State Sen. John Albers, R-Roswell, has filed two bills that would require Georgia lawmakers who sponsor special-interest tax breaks to have an economic analysis done on the proposals before they receive a vote. BOB ANDRES / BANDRES@AJC.COM

Georgia bills want economic analysis of tax breaks, or there’s no vote

Legislation moving through the Georgia Senate aims to do something truly revolutionary: mandate that the state do an economic analysis on any special-interest tax break before the General Assembly votes on it.

Such a concept might seem like common sense. But passage of such tax breaks — which happen numerous times each General Assembly session and cost the state hundreds of millions of dollars in revenue — often occur after supporters provide testimony or data from industry lobbyists or other parties that would benefit. Those advocates typically tell lawmakers the tax break will create or save jobs, and legislators give the OK.

Many times such tax breaks pass in the final hours of a legislative session, when lawmakers are taking hundreds of votes and have little time to review what they are voting on.

Sometimes lawmakers later review what happens after the tax breaks pass, sometimes not.

Some of that may be changing with new leadership and makeup of key committees.

Nonetheless, Senate Bill 119 and Senate Bill 120, by state Sen. John Albers, R-Roswell, set up a mechanism to force lawmakers sponsoring such bills to have an economic analysis done of their tax-break proposals before they are voted on, and puts five-year sunsets on them. Before the tax breaks come up for renewal, a review of their impact — in other words, if they created jobs or met some other goals — would be done.

“We want to make sure we are good fiduciaries, and the best way to do that is complete a comprehensive business case and then to have that business case validated by a third party,” Albers said. “If we do those, we know we are doing the responsible thing for Georgia to get a return on its investment.”

Albers’ bills unanimously passed the Senate Finance Committee on Thursday and now head to the full Senate for a vote. The bills passed the Senate 55-0 last year but hit a roadblock in the House.

House Ways and Means Chairman Brett Harrell, R-Snellville, said he and other House members liked the idea, but they had some questions last year about how it would work.

“I like the concept of doing a periodic analysis of the various tax credits,” said Harrell, who added that both chambers are beginning to review current tax-break laws. “Some of the things we have done in the past have served their purpose and it may be time to take them off the books.
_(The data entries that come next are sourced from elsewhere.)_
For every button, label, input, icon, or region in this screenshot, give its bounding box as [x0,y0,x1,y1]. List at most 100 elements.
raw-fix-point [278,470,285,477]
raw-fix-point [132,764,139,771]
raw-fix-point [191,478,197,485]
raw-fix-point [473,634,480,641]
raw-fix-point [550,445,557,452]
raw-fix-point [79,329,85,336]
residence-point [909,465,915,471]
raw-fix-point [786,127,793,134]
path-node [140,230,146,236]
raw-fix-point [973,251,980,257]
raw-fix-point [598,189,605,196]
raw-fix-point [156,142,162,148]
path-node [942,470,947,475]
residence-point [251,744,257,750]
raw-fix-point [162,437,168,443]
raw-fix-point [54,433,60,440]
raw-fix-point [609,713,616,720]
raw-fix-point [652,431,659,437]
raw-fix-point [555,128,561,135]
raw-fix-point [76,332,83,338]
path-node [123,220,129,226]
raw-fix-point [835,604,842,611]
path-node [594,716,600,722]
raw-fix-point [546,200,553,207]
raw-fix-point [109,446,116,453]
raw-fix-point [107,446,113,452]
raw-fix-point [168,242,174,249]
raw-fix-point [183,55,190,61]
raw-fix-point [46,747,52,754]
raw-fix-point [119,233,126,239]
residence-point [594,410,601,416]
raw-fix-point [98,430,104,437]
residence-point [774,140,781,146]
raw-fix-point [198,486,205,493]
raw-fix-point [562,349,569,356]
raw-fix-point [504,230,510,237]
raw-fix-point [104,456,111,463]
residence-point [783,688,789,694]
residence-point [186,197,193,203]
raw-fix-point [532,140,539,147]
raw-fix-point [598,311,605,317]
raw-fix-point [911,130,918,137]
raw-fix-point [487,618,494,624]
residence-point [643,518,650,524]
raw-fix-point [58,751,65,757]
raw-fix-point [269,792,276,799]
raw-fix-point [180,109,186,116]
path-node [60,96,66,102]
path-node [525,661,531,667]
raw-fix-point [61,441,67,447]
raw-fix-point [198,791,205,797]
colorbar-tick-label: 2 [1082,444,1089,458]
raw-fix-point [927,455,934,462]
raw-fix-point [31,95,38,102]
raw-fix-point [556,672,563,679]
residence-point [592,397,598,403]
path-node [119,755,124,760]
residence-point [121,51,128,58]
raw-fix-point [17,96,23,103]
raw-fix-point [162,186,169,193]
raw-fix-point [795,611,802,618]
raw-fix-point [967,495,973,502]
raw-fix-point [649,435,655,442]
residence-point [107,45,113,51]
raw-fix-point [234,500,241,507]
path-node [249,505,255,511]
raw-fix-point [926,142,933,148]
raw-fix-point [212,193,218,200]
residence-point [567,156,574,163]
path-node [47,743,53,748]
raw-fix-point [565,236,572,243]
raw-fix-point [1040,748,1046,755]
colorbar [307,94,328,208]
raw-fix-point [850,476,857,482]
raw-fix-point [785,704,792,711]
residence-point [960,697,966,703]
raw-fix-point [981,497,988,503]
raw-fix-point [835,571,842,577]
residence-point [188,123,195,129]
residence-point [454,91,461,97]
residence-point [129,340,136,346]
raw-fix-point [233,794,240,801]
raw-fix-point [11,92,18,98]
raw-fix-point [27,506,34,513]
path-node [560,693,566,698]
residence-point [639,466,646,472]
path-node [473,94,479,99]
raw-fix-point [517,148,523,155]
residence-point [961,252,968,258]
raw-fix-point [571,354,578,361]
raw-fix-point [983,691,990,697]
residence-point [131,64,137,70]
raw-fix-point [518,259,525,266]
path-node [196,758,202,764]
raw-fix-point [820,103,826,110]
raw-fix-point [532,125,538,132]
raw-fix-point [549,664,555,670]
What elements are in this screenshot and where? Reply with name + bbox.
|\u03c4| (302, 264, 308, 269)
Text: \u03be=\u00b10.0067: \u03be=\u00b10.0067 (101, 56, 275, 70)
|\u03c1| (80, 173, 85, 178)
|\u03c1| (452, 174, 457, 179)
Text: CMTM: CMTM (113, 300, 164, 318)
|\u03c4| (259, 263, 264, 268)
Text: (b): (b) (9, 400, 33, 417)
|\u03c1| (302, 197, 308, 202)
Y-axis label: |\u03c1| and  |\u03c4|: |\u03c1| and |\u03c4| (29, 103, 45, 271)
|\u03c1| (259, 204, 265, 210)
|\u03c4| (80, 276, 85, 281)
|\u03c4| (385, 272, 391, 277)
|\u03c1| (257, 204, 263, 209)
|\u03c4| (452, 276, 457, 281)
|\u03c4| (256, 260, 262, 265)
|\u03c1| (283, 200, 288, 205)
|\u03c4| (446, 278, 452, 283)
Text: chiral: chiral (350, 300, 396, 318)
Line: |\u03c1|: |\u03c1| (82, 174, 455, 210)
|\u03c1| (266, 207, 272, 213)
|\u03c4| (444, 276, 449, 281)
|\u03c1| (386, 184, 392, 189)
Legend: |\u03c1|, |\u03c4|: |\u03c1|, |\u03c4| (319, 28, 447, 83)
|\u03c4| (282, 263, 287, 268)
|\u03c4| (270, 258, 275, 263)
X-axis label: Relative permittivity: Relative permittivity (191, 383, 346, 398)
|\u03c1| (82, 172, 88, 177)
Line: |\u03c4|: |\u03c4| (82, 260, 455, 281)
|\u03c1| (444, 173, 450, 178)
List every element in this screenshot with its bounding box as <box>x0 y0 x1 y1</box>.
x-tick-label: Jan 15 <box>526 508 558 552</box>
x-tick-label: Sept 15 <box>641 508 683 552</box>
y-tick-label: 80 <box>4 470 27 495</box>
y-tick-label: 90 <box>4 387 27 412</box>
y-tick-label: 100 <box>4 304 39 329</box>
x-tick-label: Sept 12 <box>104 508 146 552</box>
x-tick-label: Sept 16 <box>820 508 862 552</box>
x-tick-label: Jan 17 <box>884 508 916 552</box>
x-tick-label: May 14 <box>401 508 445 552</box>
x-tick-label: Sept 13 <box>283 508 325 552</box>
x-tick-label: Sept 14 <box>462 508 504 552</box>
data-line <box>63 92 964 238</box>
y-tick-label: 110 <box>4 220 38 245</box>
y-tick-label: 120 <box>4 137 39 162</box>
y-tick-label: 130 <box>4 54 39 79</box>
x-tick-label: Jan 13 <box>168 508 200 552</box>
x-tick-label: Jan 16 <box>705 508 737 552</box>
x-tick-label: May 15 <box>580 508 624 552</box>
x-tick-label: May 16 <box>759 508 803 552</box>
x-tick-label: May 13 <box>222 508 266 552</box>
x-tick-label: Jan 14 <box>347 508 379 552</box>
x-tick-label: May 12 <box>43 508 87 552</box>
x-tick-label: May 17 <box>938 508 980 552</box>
“At the end of the day, we want to make sure the taxpayers are getting a return on their investment. This is their money.”

All tax-break bills start in the House, and the pattern has long been set on how they take place. The House Ways and Means meeting room overflows each January through March with lobbyists, often representing individuals, companies or entire industries wanting to either get a tax break or stop taxes from being put on them.

Frequently, questions are directed at lobbyists for those supporting a tax break because they are the ones with all the information that they say justifies what they are asking for.

They range far and wide — from a sales tax break passed in 2017 for the owners of mega-yachts to get repairs done at a Savannah boatyard, to a jet-fuel tax break first passed in the mid-2000s that saves Delta Air Lines $40 million a year. This year the Ways and Means Committee, with Harrell as its new leader, is keeping a busy schedule, with railroads among those asking for a tax break.

Getting lawmakers to change the system — as Albers is asking — may be a tough sell. Many of the individuals and companies with a stake in the process are big political donors to lawmakers, as are their lobbyists. And lawmakers love the idea of touting tax breaks and “economic development” on the campaign trail.

Making Albers’ bill particularly problematic in the current legislative environment is that several tax breaks might be tacked onto a single piece of legislation — called a “Christmas Tree” — at the end of the session. Changes are made at the last minute. It would be difficult to get an economic analysis of legislation that has four or five different tax breaks attached to it in a relatively short period of time.

But Harrell said there is less of that than there used to be, and he expects such last-minute Christmas trees will not be as frequent in the future.

State Sen. Nan Orrock, D-Atlanta, a member of the Senate Finance Committee, noted that many current special-interest tax breaks are permanent, so they wouldn’t be reviewed under Albers’ bill. While there are tax breaks with sunsets — they are reviewed every two or three years — some of the most lucrative ones are put into law in perpetuity.

Still, Orrock said Democrats have backed measures like Albers’ in recent years as the General Assembly approved hundreds of millions of dollars in tax breaks.

“Many of us have been pushing for years to attempt to put a process in place to have some accountability for these tax giveaways,” Orrock said. “These are tax expenditures, they are revenues that don’t come into our state budget, and then we are short (of money).

“These giveaways eat holes in the budget. It’s kind of like a silent termite. Out of sight, but nibbling away.”